I'd be happy to listen to Radio 4 all day long, but I don't know how it's done.

A writer I'm getting increasingly pissed-off with is C.V. Wedgwood -- she of The Thirty Years War, & much more -- God, she's got such a dated, pompous style which she was, clearly, very pleased with.

Stuart Clayton said...

I sent you a link to the Radio 4 home page. All you need to have installed is RealPlayer, then you can use the "Listen" button in the top righthand corner. Do you use a Mac? Do you use Firefox?

Stuart Clayton said...

Don't know Wedgwood. Does/did she write on historical topics? I've had the impression you read a lot of history. The little I know about history accretes slowly, and indirectly, as I read philosophy and sociology.

AJP CROWN said...

Mac & firefox, yes. Actually I prefer safari, but I've got firefox.

AJP CROWN said...

Yes, she writes, or wrote, on the English Civil War & the 30 years war -- the seventeenth century, in other words. As Steve /LH said, she's very good at untangling complicated situations. A good writer, too.

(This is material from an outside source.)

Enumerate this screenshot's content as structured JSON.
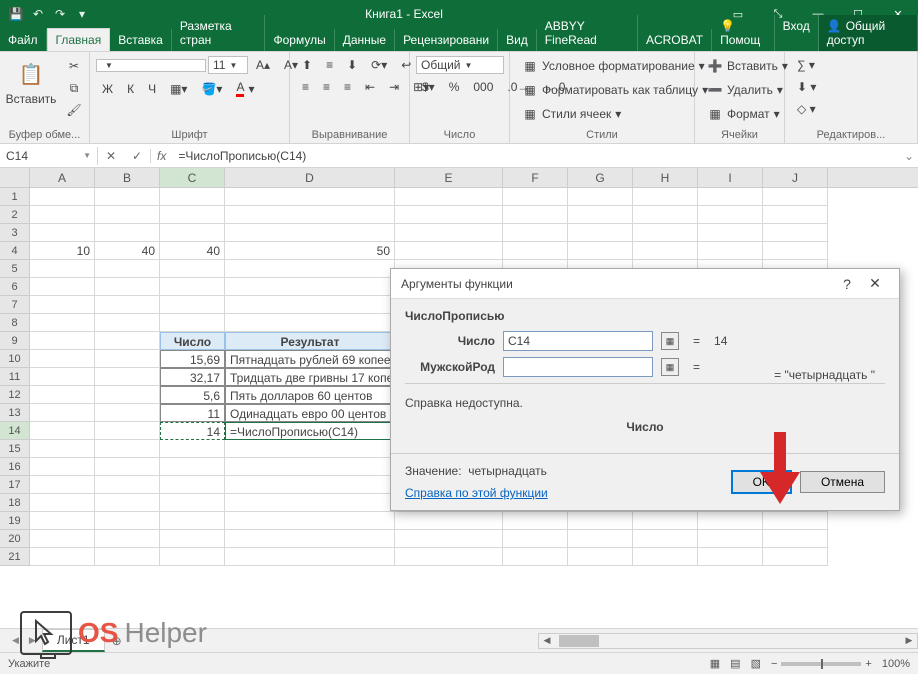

i don't know anything about sociology. I'm interested in some philosophy, Nietzsche, nothing too academic, but it's too time consuming to give it the attention it deserves. I'm interested in learning a bit more about Wittgenstein though, as I keep saying.

Stuart Clayton said...

A good writer with a "dated, pompous style"?

Stuart Clayton said...

if you have trouble finding the BBC version of RealPlayer to download (supposing you don't already have it), I can send it to you. Zipped, it's 14 MB in size.

jamessal said...

Too often I would become fascinated with a writer like Bellow, Thomas Mann or Frisch, then suddenly be fed up

I know exactly what you mean about Bellow. I love him to pieces right until I can't stand another fucking word. Or maybe I'm just saying that because I happened to hate the novella of his I most recently read, A Theft. I've been pretty crazy about him otherwise.

AJP CROWN said...

A good writer with a "dated, pompous style"?
Yes, I'd say that sums her up. I bet they've got her at your local library, they have such good ones in Germany.

AJP CROWN said...

I love Saul Bellow.

AJP CROWN said...

I meant of course Bellow the man. Terrible writer.

Thanks for the Radio 4 link. I've now got it marked at the top of my screen. I'll try the Smiley, though he's got to beat Alec Guinness, which is hard.